Last weekend, it was 90 kms of technical trail running with a 9 kg pack on my back.
This past weekend, it was a 5k road race (no PB, but there was a hill finish) followed by a recon of the Bunbury marathon course.
Both fantastic weekends, both at seemingly opposite ends of the running spectrum. I love the flexibility I have now without restricting myself to run "only" this or that kind of event or terrain. And I get to meet so many different people of different backgrounds this way, too. After the 5k, we were off to Bunbury, a scone in each hand! (How civilised it is to race and have a morning tea afterwards).
The Bunbury 50k course does look a bit flatter than the previous course, but I think there may be more sharp turns. Will just have to see how it's actually laid out on race day. It is a prettier course, I think, but I'm a fan of water. So the "3 Waters" name they've chosen makes sense. And it makes it dead easy to figure out how to paint my toe nails ;)
The recon will certainly help me over the next two weeks with my visualisation and other preparation. Projections have me very close to a 4 hr 50k (on track), which just happens to be Cdn W40 record time. It'll be a tough fight on the road that I'm not sure I can win, but it is a great goal to aim for. All things lining up on race day will matter - the temperature, wind, my hydration and fuel...there won't be any "extra" time to play with.

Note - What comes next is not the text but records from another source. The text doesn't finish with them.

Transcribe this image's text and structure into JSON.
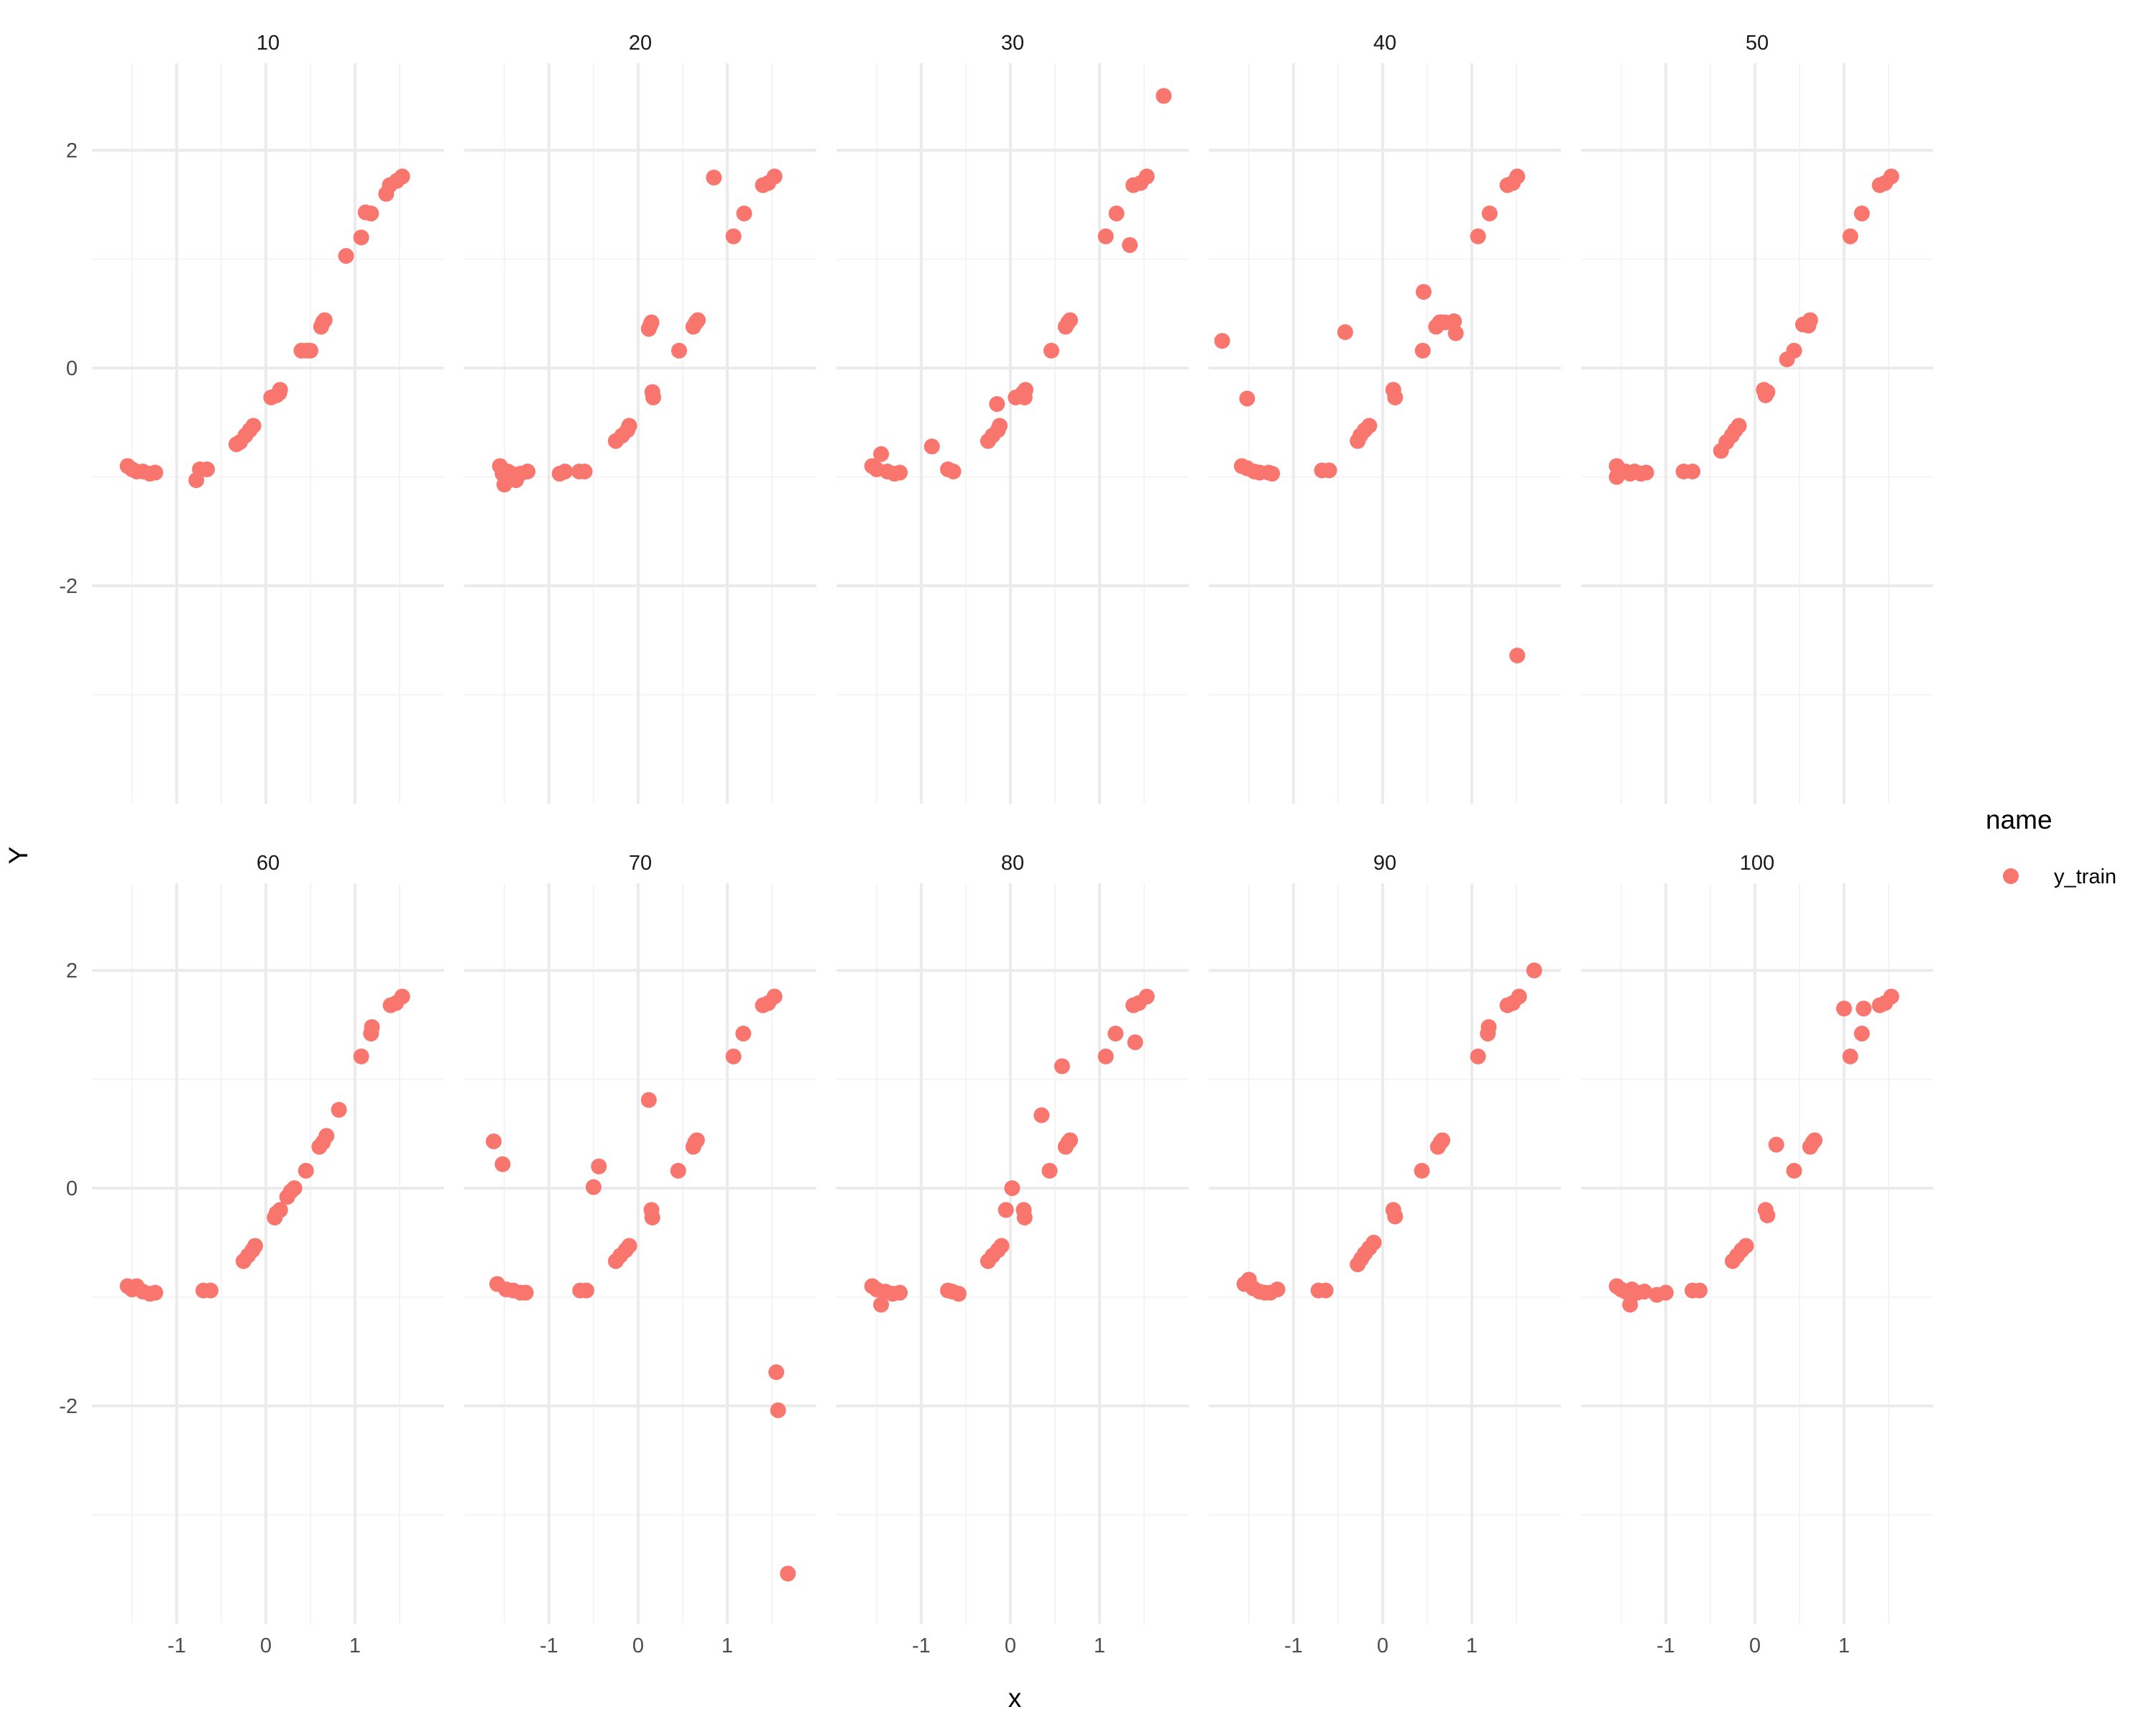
{
  "chart_data": {
    "type": "scatter",
    "facet_by": "name",
    "xlabel": "x",
    "ylabel": "Y",
    "xlim": [
      -1.95,
      2.0
    ],
    "ylim": [
      -4.0,
      2.8
    ],
    "x_ticks": [
      -1,
      0,
      1
    ],
    "x_tick_labels": [
      "-1",
      "0",
      "1"
    ],
    "y_ticks": [
      -2,
      0,
      2
    ],
    "y_tick_labels": [
      "-2",
      "0",
      "2"
    ],
    "grid": true,
    "legend": {
      "title": "name",
      "position": "right",
      "entries": [
        "y_train"
      ]
    },
    "colors": {
      "y_train": "#F8766D",
      "grid_major": "#EBEBEB",
      "grid_minor": "#F4F4F4"
    },
    "panels": [
      {
        "label": "10",
        "points": [
          [
            -1.55,
            -0.9
          ],
          [
            -1.5,
            -0.93
          ],
          [
            -1.45,
            -0.95
          ],
          [
            -1.38,
            -0.95
          ],
          [
            -1.3,
            -0.97
          ],
          [
            -1.24,
            -0.96
          ],
          [
            -0.78,
            -1.03
          ],
          [
            -0.74,
            -0.93
          ],
          [
            -0.66,
            -0.93
          ],
          [
            -0.33,
            -0.7
          ],
          [
            -0.29,
            -0.68
          ],
          [
            -0.23,
            -0.62
          ],
          [
            -0.18,
            -0.57
          ],
          [
            -0.14,
            -0.53
          ],
          [
            0.06,
            -0.27
          ],
          [
            0.12,
            -0.25
          ],
          [
            0.15,
            -0.23
          ],
          [
            0.16,
            -0.2
          ],
          [
            0.4,
            0.16
          ],
          [
            0.46,
            0.16
          ],
          [
            0.5,
            0.16
          ],
          [
            0.62,
            0.38
          ],
          [
            0.64,
            0.42
          ],
          [
            0.66,
            0.44
          ],
          [
            0.9,
            1.03
          ],
          [
            1.07,
            1.2
          ],
          [
            1.12,
            1.43
          ],
          [
            1.18,
            1.42
          ],
          [
            1.35,
            1.6
          ],
          [
            1.39,
            1.68
          ],
          [
            1.47,
            1.72
          ],
          [
            1.53,
            1.76
          ]
        ]
      },
      {
        "label": "20",
        "points": [
          [
            -1.55,
            -0.9
          ],
          [
            -1.52,
            -0.97
          ],
          [
            -1.5,
            -1.07
          ],
          [
            -1.46,
            -0.95
          ],
          [
            -1.42,
            -0.97
          ],
          [
            -1.37,
            -1.03
          ],
          [
            -1.32,
            -0.97
          ],
          [
            -1.24,
            -0.95
          ],
          [
            -0.88,
            -0.97
          ],
          [
            -0.82,
            -0.95
          ],
          [
            -0.66,
            -0.95
          ],
          [
            -0.6,
            -0.95
          ],
          [
            -0.25,
            -0.67
          ],
          [
            -0.18,
            -0.62
          ],
          [
            -0.12,
            -0.57
          ],
          [
            -0.1,
            -0.53
          ],
          [
            0.12,
            0.36
          ],
          [
            0.14,
            0.4
          ],
          [
            0.15,
            0.42
          ],
          [
            0.16,
            -0.22
          ],
          [
            0.17,
            -0.27
          ],
          [
            0.46,
            0.16
          ],
          [
            0.62,
            0.38
          ],
          [
            0.65,
            0.42
          ],
          [
            0.67,
            0.44
          ],
          [
            0.85,
            1.75
          ],
          [
            1.07,
            1.21
          ],
          [
            1.19,
            1.42
          ],
          [
            1.4,
            1.68
          ],
          [
            1.46,
            1.7
          ],
          [
            1.53,
            1.76
          ]
        ]
      },
      {
        "label": "30",
        "points": [
          [
            -1.55,
            -0.9
          ],
          [
            -1.5,
            -0.93
          ],
          [
            -1.45,
            -0.79
          ],
          [
            -1.38,
            -0.95
          ],
          [
            -1.3,
            -0.97
          ],
          [
            -1.24,
            -0.96
          ],
          [
            -0.88,
            -0.72
          ],
          [
            -0.7,
            -0.93
          ],
          [
            -0.64,
            -0.95
          ],
          [
            -0.25,
            -0.67
          ],
          [
            -0.2,
            -0.62
          ],
          [
            -0.14,
            -0.57
          ],
          [
            -0.12,
            -0.53
          ],
          [
            -0.15,
            -0.33
          ],
          [
            0.06,
            -0.27
          ],
          [
            0.12,
            -0.25
          ],
          [
            0.14,
            -0.23
          ],
          [
            0.17,
            -0.2
          ],
          [
            0.16,
            -0.27
          ],
          [
            0.46,
            0.16
          ],
          [
            0.62,
            0.38
          ],
          [
            0.65,
            0.42
          ],
          [
            0.67,
            0.44
          ],
          [
            1.07,
            1.21
          ],
          [
            1.19,
            1.42
          ],
          [
            1.34,
            1.13
          ],
          [
            1.38,
            1.68
          ],
          [
            1.46,
            1.7
          ],
          [
            1.53,
            1.76
          ],
          [
            1.72,
            2.5
          ]
        ]
      },
      {
        "label": "40",
        "points": [
          [
            -1.8,
            0.25
          ],
          [
            -1.58,
            -0.9
          ],
          [
            -1.52,
            -0.92
          ],
          [
            -1.52,
            -0.28
          ],
          [
            -1.44,
            -0.95
          ],
          [
            -1.38,
            -0.96
          ],
          [
            -1.28,
            -0.96
          ],
          [
            -1.24,
            -0.97
          ],
          [
            -0.68,
            -0.94
          ],
          [
            -0.6,
            -0.94
          ],
          [
            -0.42,
            0.33
          ],
          [
            -0.28,
            -0.67
          ],
          [
            -0.25,
            -0.62
          ],
          [
            -0.2,
            -0.57
          ],
          [
            -0.15,
            -0.53
          ],
          [
            0.12,
            -0.2
          ],
          [
            0.14,
            -0.27
          ],
          [
            0.45,
            0.16
          ],
          [
            0.46,
            0.7
          ],
          [
            0.6,
            0.38
          ],
          [
            0.64,
            0.42
          ],
          [
            0.66,
            0.42
          ],
          [
            0.7,
            0.42
          ],
          [
            0.8,
            0.43
          ],
          [
            0.82,
            0.32
          ],
          [
            1.07,
            1.21
          ],
          [
            1.2,
            1.42
          ],
          [
            1.4,
            1.68
          ],
          [
            1.46,
            1.7
          ],
          [
            1.51,
            1.76
          ],
          [
            1.51,
            -2.64
          ]
        ]
      },
      {
        "label": "50",
        "points": [
          [
            -1.55,
            -0.9
          ],
          [
            -1.55,
            -1.0
          ],
          [
            -1.45,
            -0.95
          ],
          [
            -1.4,
            -0.97
          ],
          [
            -1.35,
            -0.95
          ],
          [
            -1.28,
            -0.97
          ],
          [
            -1.22,
            -0.96
          ],
          [
            -0.8,
            -0.95
          ],
          [
            -0.7,
            -0.95
          ],
          [
            -0.38,
            -0.76
          ],
          [
            -0.32,
            -0.68
          ],
          [
            -0.26,
            -0.62
          ],
          [
            -0.22,
            -0.57
          ],
          [
            -0.18,
            -0.53
          ],
          [
            0.1,
            -0.2
          ],
          [
            0.12,
            -0.25
          ],
          [
            0.14,
            -0.22
          ],
          [
            0.36,
            0.08
          ],
          [
            0.44,
            0.16
          ],
          [
            0.54,
            0.4
          ],
          [
            0.6,
            0.39
          ],
          [
            0.62,
            0.44
          ],
          [
            1.07,
            1.21
          ],
          [
            1.2,
            1.42
          ],
          [
            1.4,
            1.68
          ],
          [
            1.46,
            1.7
          ],
          [
            1.53,
            1.76
          ]
        ]
      },
      {
        "label": "60",
        "points": [
          [
            -1.55,
            -0.9
          ],
          [
            -1.5,
            -0.93
          ],
          [
            -1.45,
            -0.9
          ],
          [
            -1.38,
            -0.95
          ],
          [
            -1.3,
            -0.97
          ],
          [
            -1.24,
            -0.96
          ],
          [
            -0.7,
            -0.94
          ],
          [
            -0.62,
            -0.94
          ],
          [
            -0.25,
            -0.67
          ],
          [
            -0.2,
            -0.62
          ],
          [
            -0.15,
            -0.57
          ],
          [
            -0.12,
            -0.53
          ],
          [
            0.1,
            -0.27
          ],
          [
            0.12,
            -0.23
          ],
          [
            0.16,
            -0.2
          ],
          [
            0.24,
            -0.08
          ],
          [
            0.28,
            -0.03
          ],
          [
            0.32,
            0.0
          ],
          [
            0.45,
            0.16
          ],
          [
            0.6,
            0.38
          ],
          [
            0.64,
            0.42
          ],
          [
            0.68,
            0.48
          ],
          [
            0.82,
            0.72
          ],
          [
            1.07,
            1.21
          ],
          [
            1.18,
            1.42
          ],
          [
            1.19,
            1.48
          ],
          [
            1.4,
            1.68
          ],
          [
            1.46,
            1.7
          ],
          [
            1.53,
            1.76
          ]
        ]
      },
      {
        "label": "70",
        "points": [
          [
            -1.62,
            0.43
          ],
          [
            -1.52,
            0.22
          ],
          [
            -1.58,
            -0.88
          ],
          [
            -1.48,
            -0.93
          ],
          [
            -1.4,
            -0.94
          ],
          [
            -1.32,
            -0.96
          ],
          [
            -1.26,
            -0.96
          ],
          [
            -0.65,
            -0.94
          ],
          [
            -0.58,
            -0.94
          ],
          [
            -0.5,
            0.01
          ],
          [
            -0.44,
            0.2
          ],
          [
            -0.25,
            -0.67
          ],
          [
            -0.2,
            -0.62
          ],
          [
            -0.14,
            -0.57
          ],
          [
            -0.1,
            -0.53
          ],
          [
            0.12,
            0.81
          ],
          [
            0.15,
            -0.2
          ],
          [
            0.16,
            -0.27
          ],
          [
            0.45,
            0.16
          ],
          [
            0.62,
            0.38
          ],
          [
            0.64,
            0.42
          ],
          [
            0.66,
            0.44
          ],
          [
            1.07,
            1.21
          ],
          [
            1.18,
            1.42
          ],
          [
            1.4,
            1.68
          ],
          [
            1.46,
            1.7
          ],
          [
            1.53,
            1.76
          ],
          [
            1.55,
            -1.69
          ],
          [
            1.57,
            -2.04
          ],
          [
            1.68,
            -3.54
          ]
        ]
      },
      {
        "label": "80",
        "points": [
          [
            -1.55,
            -0.9
          ],
          [
            -1.5,
            -0.93
          ],
          [
            -1.45,
            -1.07
          ],
          [
            -1.4,
            -0.95
          ],
          [
            -1.32,
            -0.97
          ],
          [
            -1.24,
            -0.96
          ],
          [
            -0.7,
            -0.94
          ],
          [
            -0.65,
            -0.95
          ],
          [
            -0.58,
            -0.97
          ],
          [
            -0.25,
            -0.67
          ],
          [
            -0.2,
            -0.62
          ],
          [
            -0.14,
            -0.57
          ],
          [
            -0.1,
            -0.53
          ],
          [
            -0.05,
            -0.2
          ],
          [
            0.02,
            0.0
          ],
          [
            0.15,
            -0.2
          ],
          [
            0.16,
            -0.27
          ],
          [
            0.35,
            0.67
          ],
          [
            0.44,
            0.16
          ],
          [
            0.58,
            1.12
          ],
          [
            0.62,
            0.38
          ],
          [
            0.65,
            0.42
          ],
          [
            0.67,
            0.44
          ],
          [
            1.07,
            1.21
          ],
          [
            1.18,
            1.42
          ],
          [
            1.38,
            1.68
          ],
          [
            1.4,
            1.34
          ],
          [
            1.44,
            1.7
          ],
          [
            1.53,
            1.76
          ]
        ]
      },
      {
        "label": "90",
        "points": [
          [
            -1.55,
            -0.88
          ],
          [
            -1.5,
            -0.84
          ],
          [
            -1.45,
            -0.92
          ],
          [
            -1.38,
            -0.95
          ],
          [
            -1.32,
            -0.96
          ],
          [
            -1.26,
            -0.96
          ],
          [
            -1.18,
            -0.93
          ],
          [
            -0.72,
            -0.94
          ],
          [
            -0.64,
            -0.94
          ],
          [
            -0.28,
            -0.7
          ],
          [
            -0.24,
            -0.65
          ],
          [
            -0.2,
            -0.6
          ],
          [
            -0.15,
            -0.55
          ],
          [
            -0.1,
            -0.5
          ],
          [
            0.12,
            -0.2
          ],
          [
            0.14,
            -0.26
          ],
          [
            0.44,
            0.16
          ],
          [
            0.62,
            0.38
          ],
          [
            0.65,
            0.42
          ],
          [
            0.67,
            0.44
          ],
          [
            1.07,
            1.21
          ],
          [
            1.18,
            1.42
          ],
          [
            1.19,
            1.48
          ],
          [
            1.4,
            1.68
          ],
          [
            1.46,
            1.7
          ],
          [
            1.53,
            1.76
          ],
          [
            1.7,
            2.0
          ]
        ]
      },
      {
        "label": "100",
        "points": [
          [
            -1.55,
            -0.9
          ],
          [
            -1.5,
            -0.93
          ],
          [
            -1.45,
            -0.95
          ],
          [
            -1.4,
            -1.07
          ],
          [
            -1.38,
            -0.93
          ],
          [
            -1.32,
            -0.96
          ],
          [
            -1.24,
            -0.95
          ],
          [
            -1.1,
            -0.98
          ],
          [
            -1.0,
            -0.96
          ],
          [
            -0.7,
            -0.94
          ],
          [
            -0.62,
            -0.94
          ],
          [
            -0.25,
            -0.67
          ],
          [
            -0.2,
            -0.62
          ],
          [
            -0.15,
            -0.57
          ],
          [
            -0.1,
            -0.53
          ],
          [
            0.12,
            -0.2
          ],
          [
            0.14,
            -0.25
          ],
          [
            0.24,
            0.4
          ],
          [
            0.44,
            0.16
          ],
          [
            0.62,
            0.38
          ],
          [
            0.65,
            0.42
          ],
          [
            0.67,
            0.44
          ],
          [
            1.0,
            1.65
          ],
          [
            1.07,
            1.21
          ],
          [
            1.2,
            1.42
          ],
          [
            1.22,
            1.65
          ],
          [
            1.4,
            1.68
          ],
          [
            1.46,
            1.7
          ],
          [
            1.53,
            1.76
          ]
        ]
      }
    ]
  }
}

Last week, after my Bib run, I forgot to post something about the use of my SPOT device as a tracker. What it's supposed to do is send a message out every 10 minutes with your location. I had a look at the online log when I got home and there were a few very obvious gaps and anomalies. Sometimes it wouldn't get a signal out at the 10 min mark, so there would be a gap between two points and it would just draw a straight line between A and C. When I set my pack down at the end of the day on a picnic table, I got this:
I had left the unit on for perhaps an hour or two and it sent out all these slightly different coordinates that made it look like I was walking around in some sort of trance. In reality, the pack didn't move.
The next day, I mustered the necessary courage to run over Mundaring Weir (Yes, I still have that odd fear of dams, weirs, and submarines) and continued west towards Kalamunda for about 5 kms. However, the last point SPOT recorded was at Mundaring Weir. Certainly is important to appreciate that the technology on this unit isn't that crash hot. Better than nothing, but one might be looking for a while if a person's position can only be narrowed down to 25 sq kms.